Distinct functions of G(q) and G(11) proteins in coupling alpha(1)-adrenoreceptors to Ca2+ release and Ca2+ entry in rat portal vein myocytes

In this study, we identified the subunit composition of G(q) and G(11) proteins coupling alpha(1)-adrenoreceptors to increase in cytoplasmic Ca2+ concentration ([Ca2+](i)) in rat portal vein myocytes maintained in short-term primary culture, We used intranuclear antisense oligonucleotide injection to inhibit selectively the expression of subunits of G protein. Increases in [Ca2+](i) were measured in response to activation of alpha(1)-adrenoreceptors, angiotensin AT(1) receptors, and caffeine. Antisense oligonucleotides directed against the mRNAs coding for alpha(q), alpha(11), beta(1), beta(3), gamma(2), and gamma(3) subunits selectively inhibited the increase in [Ca2+](i) activated by alpha(1)-adrenoreceptors. A corresponding reduction of the expression of these G protein subunits was immunochemically confirmed.
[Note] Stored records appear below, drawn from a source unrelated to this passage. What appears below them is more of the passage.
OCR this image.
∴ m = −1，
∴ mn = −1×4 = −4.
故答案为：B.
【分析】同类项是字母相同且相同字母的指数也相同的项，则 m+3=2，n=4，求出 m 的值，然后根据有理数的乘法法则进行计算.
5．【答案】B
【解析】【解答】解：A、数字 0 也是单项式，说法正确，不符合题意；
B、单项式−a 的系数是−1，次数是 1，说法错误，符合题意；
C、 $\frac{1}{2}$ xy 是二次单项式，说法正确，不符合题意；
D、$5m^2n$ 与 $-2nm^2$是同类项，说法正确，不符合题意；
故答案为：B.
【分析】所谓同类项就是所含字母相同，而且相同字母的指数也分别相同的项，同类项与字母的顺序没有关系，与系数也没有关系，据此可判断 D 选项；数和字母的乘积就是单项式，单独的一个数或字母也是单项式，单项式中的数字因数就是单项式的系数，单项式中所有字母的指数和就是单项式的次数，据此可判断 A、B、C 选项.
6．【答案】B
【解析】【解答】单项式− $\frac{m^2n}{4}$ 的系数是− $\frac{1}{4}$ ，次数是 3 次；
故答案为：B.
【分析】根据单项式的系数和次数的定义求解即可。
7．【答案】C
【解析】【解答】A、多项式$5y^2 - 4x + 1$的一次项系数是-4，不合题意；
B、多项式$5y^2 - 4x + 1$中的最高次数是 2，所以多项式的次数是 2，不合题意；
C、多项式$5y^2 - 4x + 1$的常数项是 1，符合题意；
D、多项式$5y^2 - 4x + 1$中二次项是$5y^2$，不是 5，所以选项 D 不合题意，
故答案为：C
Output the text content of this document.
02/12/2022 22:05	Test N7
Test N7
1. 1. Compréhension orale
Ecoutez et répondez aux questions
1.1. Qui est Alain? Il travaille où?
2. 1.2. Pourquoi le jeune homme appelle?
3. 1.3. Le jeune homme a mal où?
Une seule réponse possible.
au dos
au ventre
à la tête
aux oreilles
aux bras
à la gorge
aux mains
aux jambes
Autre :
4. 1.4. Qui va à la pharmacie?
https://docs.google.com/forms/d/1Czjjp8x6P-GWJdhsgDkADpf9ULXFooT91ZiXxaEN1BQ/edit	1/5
In experiments performed in Ca2+-free solution only cells injected with anti-alpha(q) antisense oligonucleotides displayed a reduction of the alpha(1)-adrenoreceptor-induced Ca2+ release, In contrast, in Ca2+-containing solution, injection of anti-alpha(11) antisense oligonucleotides suppressed the alpha(1)-adrenoreceptor-induced stimulation of the store-operated Ca2+ influx, Agents that specifically bound G beta gamma subunits (anti-beta(com) antibody and overexpression of a beta-adrenergic receptor kinase carboxyl-terminal fragment) had no effect on the alpha(1)-adrenoreceptor induced signal transduction, Taken together, these results suggest that alpha(1)-adrenoreceptors utilize two different G alpha subunits to increase [Ca2+](i). G alpha(q) may activate phosphatidylinositol 4,5-bisphosphate hydrolysis and induce release of Ca2+ from intracellular stores, G alpha(11) may enhance the Ca2+-activated Ca2+ influx that replenishes intracellular Ca2+ stores.